Two weeks ago, a friend succumbed to gun violence. “I feel like all the anger and sadness is coming back out.”

It’s all having “a major impact on my mental health,” Moore said.

Last Tuesday alone, seven people were killed and 14 wounded in gun violence. Chicago suffers the twin pandemics of a novel coronavirus and endemic violence.

The young voices talked of their own underlying condition — the mental and emotional stress of being poor in Chicago.

The young African American father-to-be, whose wife has been laid off from her restaurant job. Their baby is due “in 30 days.”

A Latinx, LGBTQ high school senior who suffers from “depression and anxiety.”

A young woman who fears for an undocumented parent.

They are told to stay at home, but they must work, in service jobs, many of them at minimum wage.

They rely on public transportation to get there. The CTA buses and trains are petri dishes for COVID-19.

On the street, they are threatened by police, they said.

Go to the grocery store? Buy online? They live in food deserts. Many have little or no access to the internet, credit cards, bank accounts.

If they have coronavirus symptoms, they can’t call their primary care doctor. They don’t have one.

Undocumented immigrants fear deportation. They don’t qualify for federal support under the coronavirus stimulus legislation, the CARES Act.

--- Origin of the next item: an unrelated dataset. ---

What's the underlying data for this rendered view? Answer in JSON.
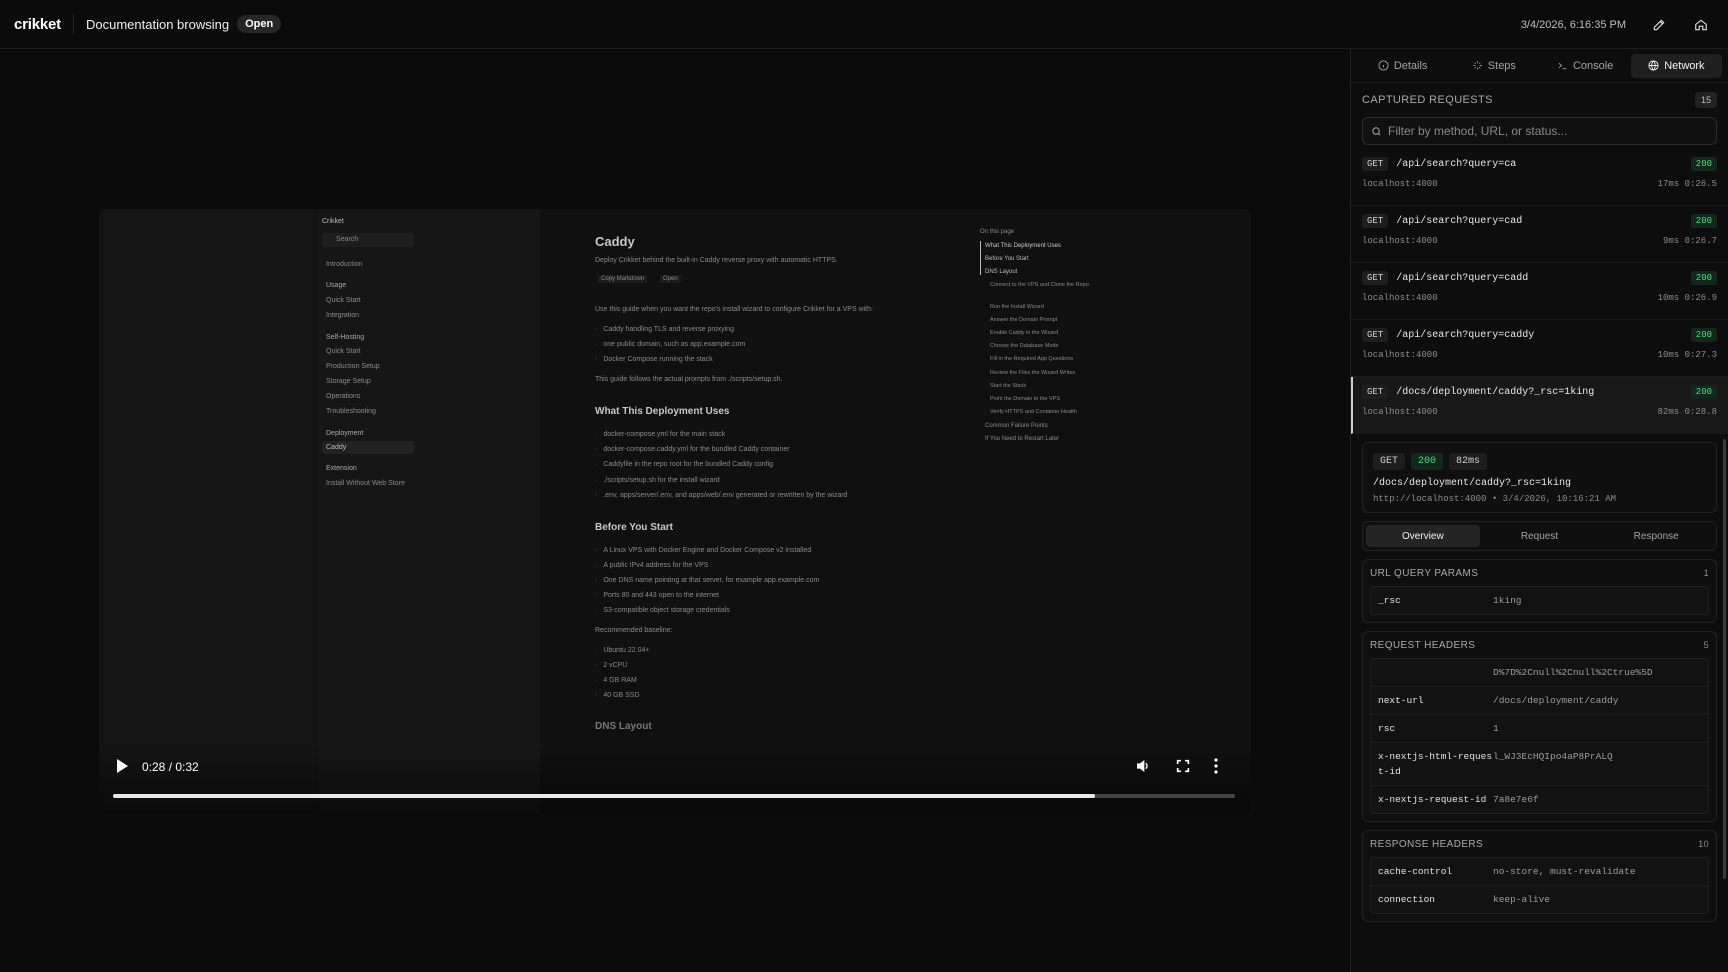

“We have so many people telling us what we need, and no one is asking,” said Meyiya Coleman of North Lawndale. “There’s generations of trauma that are still happening.”

They need — and are demanding — that the governor and mayor create a “support system” from teachers, social workers and counselors. Rent relief. Access to safer, affordable housing. Food safety. Help for homeless youth. An emergency mental health hotline to help lift them out of the novel coronavirus fog.

And understand that when this crisis passes, the generations of trauma will remain.